Under the Red Flag Rules, more than 11 million financial institutions and service providers – from lenders and creditors to utility service providers and even hospitals – must take extra precautions to prevent identity thieves from applying for a loan, service, or medical attention using others’ personal information. These businesses have one more day to put their plans into writing and into practice. They must have procedures in place for quickly detecting and responding to the warning signs of ID theft – before processing the loan or credit application, or extending goods and services on credit. Supervisors must train staff to follow these new procedures, and the procedures must be periodically updated to combat the latest fraudulent methods and techniques. In short, businesses must prove that they are on perpetual high alert for signs of ID theft.
What are Red Flags?
Red flags can include a fraud alert or credit freeze placed on a consumer’s credit report, altered or forged documents, lack of correlation between Social Security number range and date of birth, and the list goes on. Some of the warning signs seem fairly obvious, but the new law requires businesses to not just identify these flags, but also take immediate action against them – before the credit or service is issued. Identity Theft 911’s latest newsletter provides additional useful information on becoming Red-Flag-Rules compliant.

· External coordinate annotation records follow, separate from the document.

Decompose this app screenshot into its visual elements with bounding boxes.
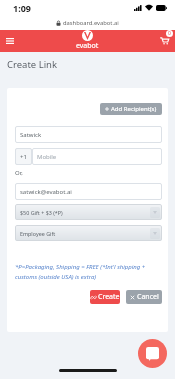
button[interactable]: Employee Gift [15,225,162,241]
staticText: 1:09 [13,2,31,14]
staticText: Employee Gift [20,230,56,237]
staticText: $50 Gift + $3 (*P) [20,209,63,216]
staticText: customs (outside USA) is extra) [15,273,97,281]
button[interactable]: $50 Gift + $3 (*P) [15,204,162,220]
staticText: Create Link [7,58,58,71]
staticText: 0 [168,30,171,37]
button[interactable]: Shopping cart [157,34,171,48]
button[interactable]: Open chat [138,339,167,368]
staticText: *P=Packaging, Shipping = FREE (*Int'l sh… [15,263,146,271]
button[interactable]: Menu [2,33,18,49]
button[interactable]: Create [90,290,120,304]
staticText: Create [98,292,120,302]
staticText: evabot [76,41,99,51]
staticText: +1 [20,153,27,161]
staticText: Cancel [137,292,159,302]
button[interactable]: Cancel [126,290,162,304]
staticText: dashboard.evabot.ai [63,19,119,27]
staticText: Or, [15,169,23,177]
staticText: Satwick [20,131,42,139]
staticText: Add Recipient(s) [111,105,157,113]
staticText: satwick@evabot.ai [20,188,72,196]
staticText: Mobile [37,153,57,161]
button[interactable]: Add Recipient(s) [100,103,162,115]
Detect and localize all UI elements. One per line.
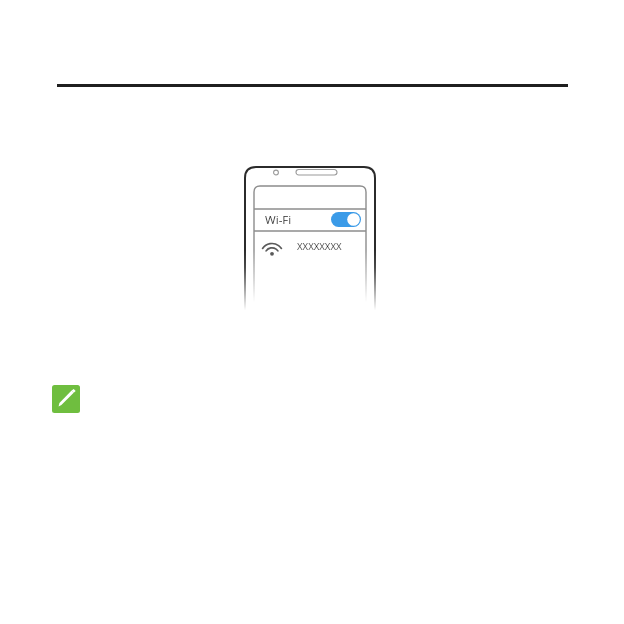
- button[interactable]: Note: [52, 385, 80, 413]
- button[interactable]: Phone showing Wi-Fi settings: [236, 160, 384, 375]
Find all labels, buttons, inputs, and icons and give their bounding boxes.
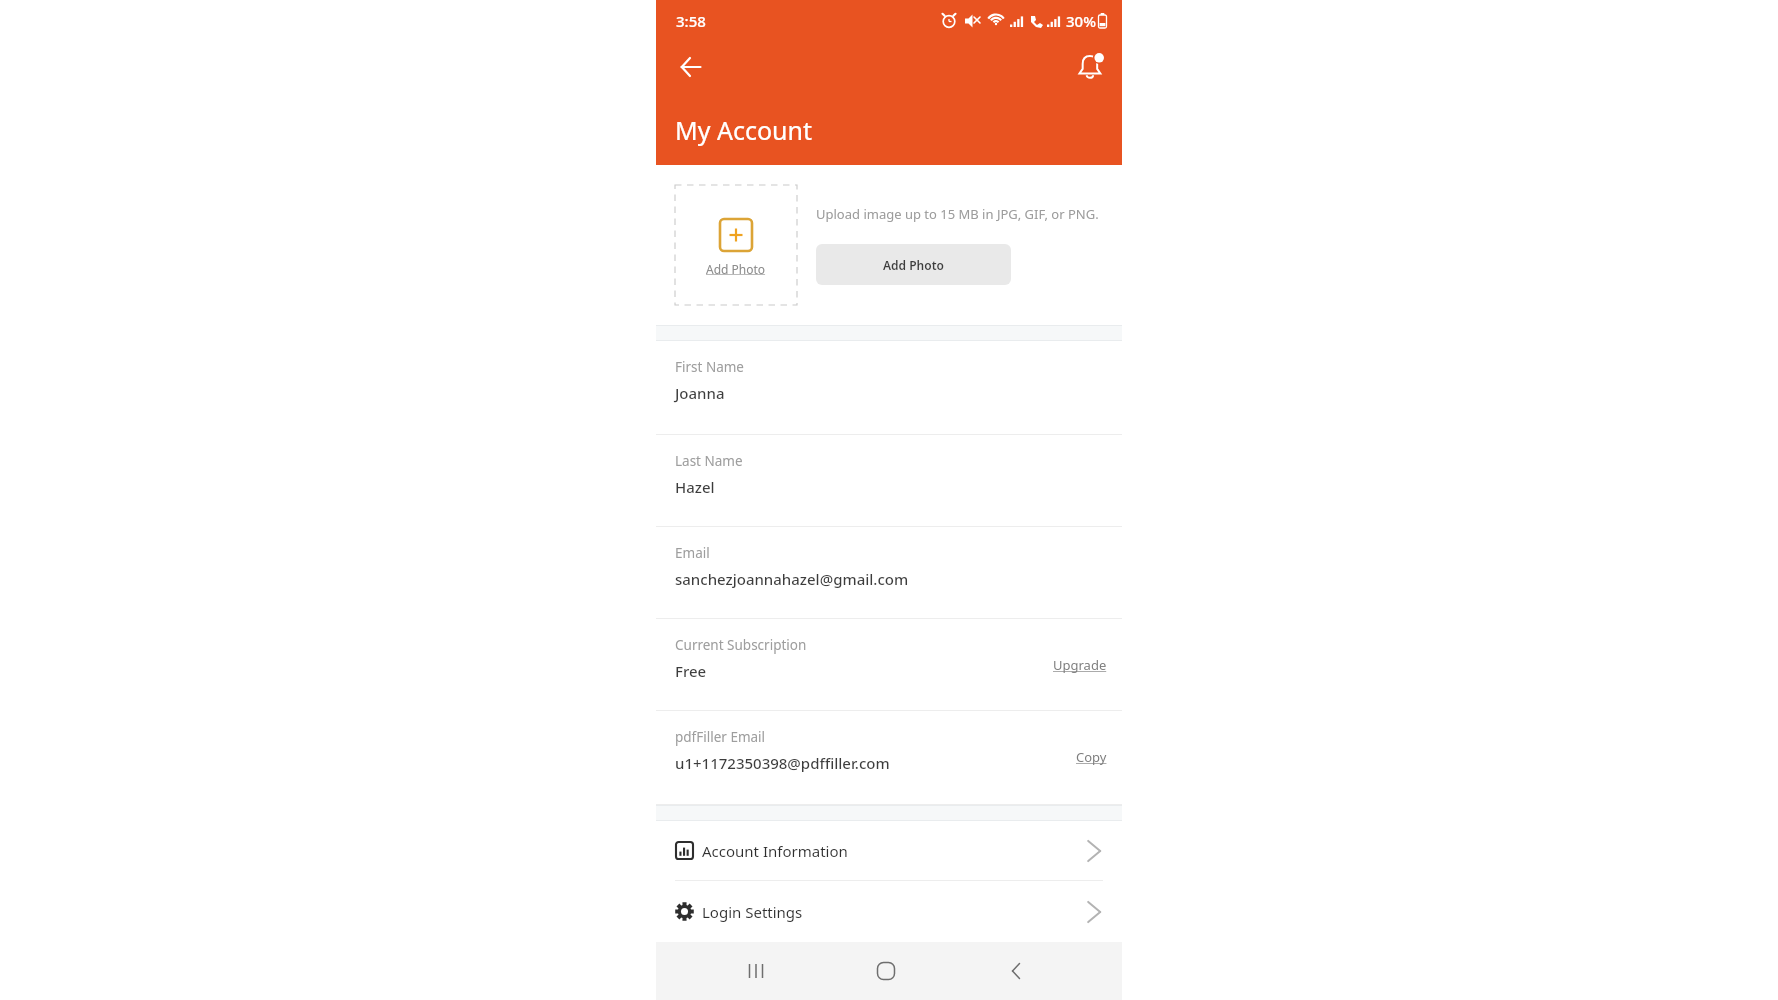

Mixed response to the Rules from the healthcare community
The American Medical Association and over 20 other medical societies are protesting the new government-mandated requirement. They feel that the Rules should be limited to financial institutions, utility companies, auto lenders, and other true “creditors.” But the FTC argues that medical providers are creditors too, since they extend healthcare services to patients before collecting payment. And with 373,000 victims of medical identity theft each year, it seems sensible to require medical providers to do their part in preventing the crime.
Amidst the grunts and groans about the new government-mandated requirement, there are medical offices that are finding the Rules easier to implement than they originally thought. Often, simply tweaking privacy practices already in place through HIPAA (Health Insurance Portability and Accountability Act) will make an office Red-Flag-Rules compliant.

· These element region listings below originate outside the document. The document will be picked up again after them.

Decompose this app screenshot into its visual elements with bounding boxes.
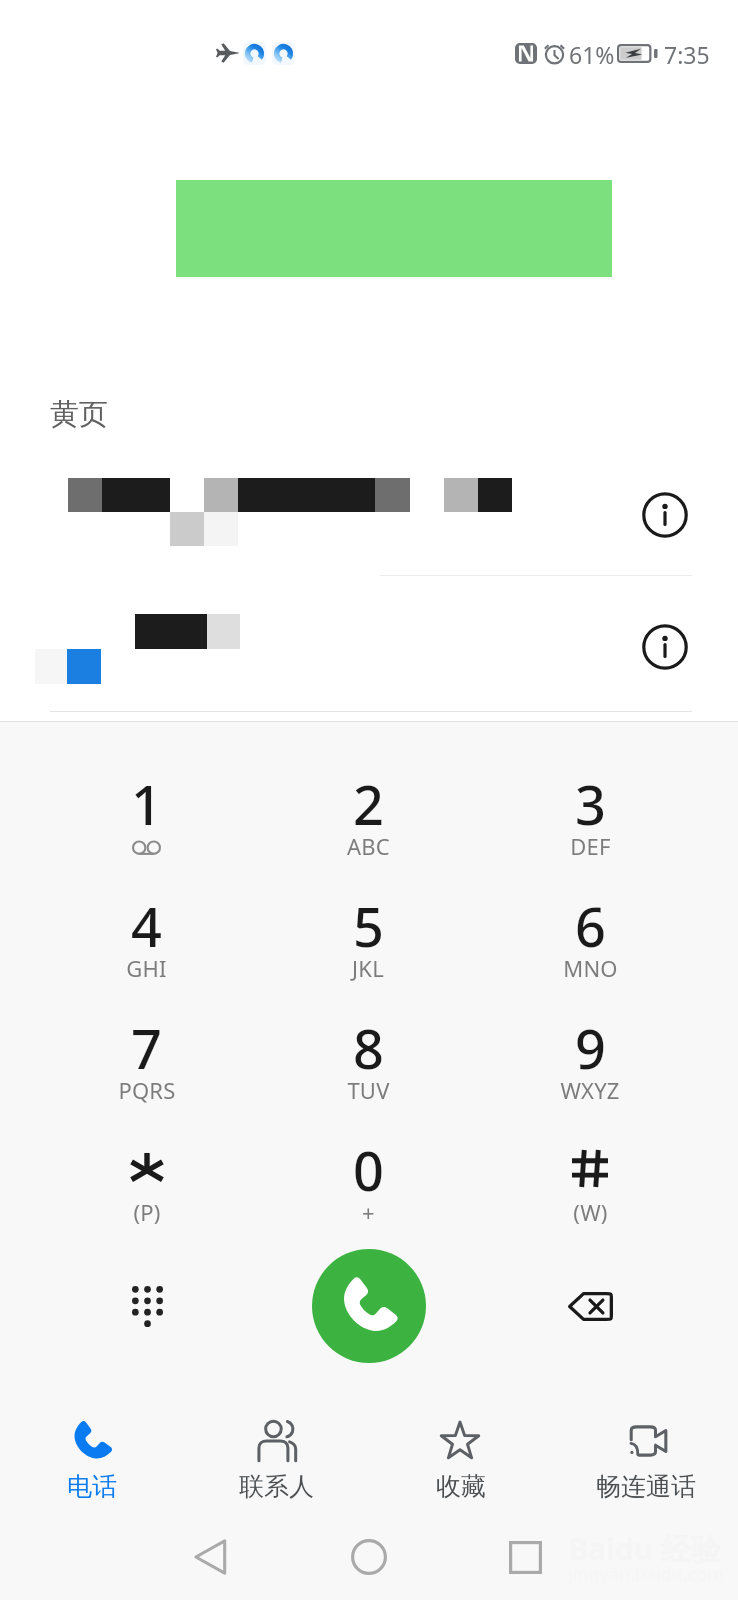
staticText: 2 [353,767,384,841]
staticText: 黄页 [50,396,108,433]
staticText: PQRS [118,1075,176,1105]
staticText: WXYZ [560,1075,620,1105]
staticText: 0 [353,1133,384,1207]
button[interactable]: 9 [479,1009,701,1131]
staticText: 8 [353,1011,384,1085]
staticText: 61% [569,39,615,70]
button[interactable]: 4 [36,887,257,1009]
button[interactable]: 5 [257,887,479,1009]
button[interactable]: Recents [490,1522,560,1592]
staticText: 联系人 [239,1471,314,1502]
staticText: 电话 [67,1471,117,1502]
staticText: 收藏 [436,1471,486,1502]
staticText: 7:35 [664,39,710,70]
button[interactable]: Info [0,575,738,711]
button[interactable]: Back [176,1522,246,1592]
button[interactable]: (P) [36,1131,257,1253]
button[interactable]: Info [0,455,738,575]
button[interactable]: Info [635,485,695,545]
button[interactable]: 1 [36,765,257,887]
staticText: 4 [131,889,162,963]
button[interactable]: 收藏 [368,1405,553,1517]
button[interactable]: 电话 [0,1405,184,1517]
button[interactable]: Keypad [107,1266,187,1346]
staticText: 畅连通话 [596,1471,696,1502]
button[interactable]: 6 [479,887,701,1009]
staticText: 3 [575,767,606,841]
staticText: 1 [131,767,162,841]
button[interactable]: 8 [257,1009,479,1131]
button[interactable]: (W) [479,1131,701,1253]
staticText: TUV [347,1075,390,1105]
button[interactable]: 0 [257,1131,479,1253]
staticText: (P) [133,1197,161,1227]
staticText: 9 [575,1011,606,1085]
button[interactable]: 联系人 [184,1405,368,1517]
staticText: DEF [570,831,611,861]
staticText: GHI [126,953,167,983]
button[interactable]: 畅连通话 [553,1405,738,1517]
button[interactable]: Call [312,1249,426,1363]
staticText: MNO [563,953,618,983]
staticText: ABC [347,831,390,861]
button[interactable]: Home [334,1522,404,1592]
button[interactable]: 2 [257,765,479,887]
button[interactable]: 7 [36,1009,257,1131]
button[interactable]: Delete [550,1266,630,1346]
staticText: 7 [131,1011,162,1085]
button[interactable]: Info [635,617,695,677]
button[interactable]: 3 [479,765,701,887]
staticText: (W) [573,1197,608,1227]
staticText: 6 [575,889,606,963]
staticText: + [362,1197,375,1227]
staticText: JKL [352,953,384,983]
staticText: 5 [353,889,384,963]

As Janet Compagna of Pediatric Healthcare Associates says, “Your first reaction when you hear about it is ‘This is more work, and who’s going to do it?’ But once you start peeling back the layers of that onion, I think you’ll find that these rules really are just an enhancement of HIPAA. If you have a good HIPAA program in place, you don’t have to start from scratch.”
Of course, time will tell how effective the Rules really are in curbing ID theft, what wrinkles need to be ironed out in their implementation, and how strictly the FTC enforces compliance. As a patient, a consumer, or a borrower, you may experience an additional level of scrutiny before receiving medical care or credit. But know that it’s ultimately for your protection.